Synopsis : Après ses sombres aventures à New York, l’ex flic Max Payne sombre dans l’alcool et les cachets pour oublier son passé. Il accepte de partir avec son ami Passos au Brésil pour devenir garde du corps pour la riche famille Branco. Malheureusement, sa retraite dorée au soleil ne sera pas de tout repos, la femme de Victor Branco se faisant rapidement enlevée par un groupe terroriste. Max va reprendre des painkillers, un flingue dans chaque main, un verre de whisky et une dose de bullet time pour la ramener.

Max Payne 3, c’est le jeu qui prend son temps. On l’attendait depuis longtemps, et la licence passa de Remedy à Rockstar, ce qui pouvait faire peur. Car Rockstar sur PS3, c’est GTA 4, décevant (personnage et intrigue peu intéressants, univers moins poignants que Vice City ou San Andreas) ou encore Red Dead Redemption avec ses missions secondaires à l’eau de rose et son scénario vu et revu tout mignon au final. Rockstar qui reprend Max Payne donc ça faisait peur. Surtout que pour la promo du jeu et sur la boite, on peut voir un Max Payne quittant la neige de New York pour le soleil du Brésil et surtout un Max Payne chauve ( ???), barbu ( ????) et en marcel blanc ( ????). Fort heureusement, dés le lancement du jeu, on se rend compte que ce troisième opus respecte plus la saga de Remedy qu’on pourrait le croire aux premiers abords.

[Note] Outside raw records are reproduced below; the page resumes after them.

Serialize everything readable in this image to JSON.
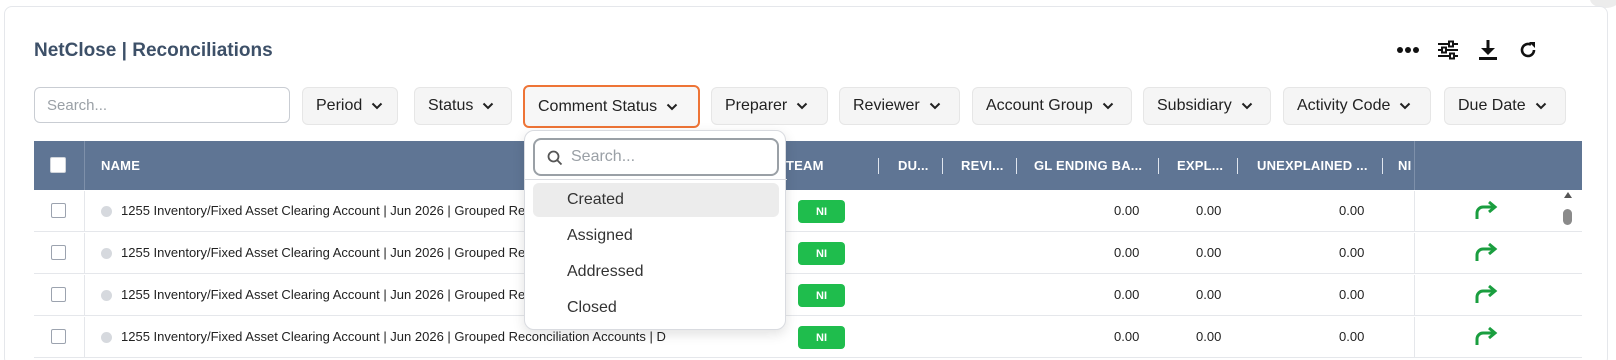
{
  "app_title": "NetClose | Reconciliations",
  "toolbar": {
    "icons": [
      "more-horizontal-icon",
      "settings-sliders-icon",
      "download-icon",
      "refresh-icon"
    ]
  },
  "search": {
    "placeholder": "Search..."
  },
  "filters": [
    {
      "label": "Period"
    },
    {
      "label": "Status"
    },
    {
      "label": "Comment Status",
      "active": true
    },
    {
      "label": "Preparer"
    },
    {
      "label": "Reviewer"
    },
    {
      "label": "Account Group"
    },
    {
      "label": "Subsidiary"
    },
    {
      "label": "Activity Code"
    },
    {
      "label": "Due Date"
    }
  ],
  "table": {
    "columns": [
      "NAME",
      "TEAM",
      "DU...",
      "REVI...",
      "GL ENDING BA...",
      "EXPL...",
      "UNEXPLAINED ...",
      "NI"
    ],
    "rows": [
      {
        "name": "1255 Inventory/Fixed Asset Clearing Account | Jun 2026 | Grouped Reconciliation Accounts | D",
        "team": "NI",
        "gl": "0.00",
        "expl": "0.00",
        "unexpl": "0.00"
      },
      {
        "name": "1255 Inventory/Fixed Asset Clearing Account | Jun 2026 | Grouped Reconciliation Accounts | D",
        "team": "NI",
        "gl": "0.00",
        "expl": "0.00",
        "unexpl": "0.00"
      },
      {
        "name": "1255 Inventory/Fixed Asset Clearing Account | Jun 2026 | Grouped Reconciliation Accounts | D",
        "team": "NI",
        "gl": "0.00",
        "expl": "0.00",
        "unexpl": "0.00"
      },
      {
        "name": "1255 Inventory/Fixed Asset Clearing Account | Jun 2026 | Grouped Reconciliation Accounts | D",
        "team": "NI",
        "gl": "0.00",
        "expl": "0.00",
        "unexpl": "0.00"
      }
    ]
  },
  "dropdown": {
    "search_placeholder": "Search...",
    "options": [
      "Created",
      "Assigned",
      "Addressed",
      "Closed"
    ],
    "hovered": "Created"
  },
  "colors": {
    "header_bg": "#5f7594",
    "accent_outline": "#ee7436",
    "team_badge": "#1fbd4d",
    "action_arrow": "#1a9e3f"
  }
}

On retrouve le thème de Max Payne, et surtout, un Max Payne en costard, avec des cheveux, un flingue dans chaque main, sautant dans tous les coins pour flinguer tout ce qui bouge. Le respect de la saga ira bien plus loin que ça, puisque l’on retrouve la voix off de Max, fort réussie, et comparé à beaucoup de jeux de nos jours, la barre de vie ne remonte pas toute seule, il faudra récupérer les fameux Painkiller (antalgique) pour se soigner. Les gunfights au ralenti sont intenses, les balles que l’on se prend font mal. Mais de nombreux changements opèrent malgré tout.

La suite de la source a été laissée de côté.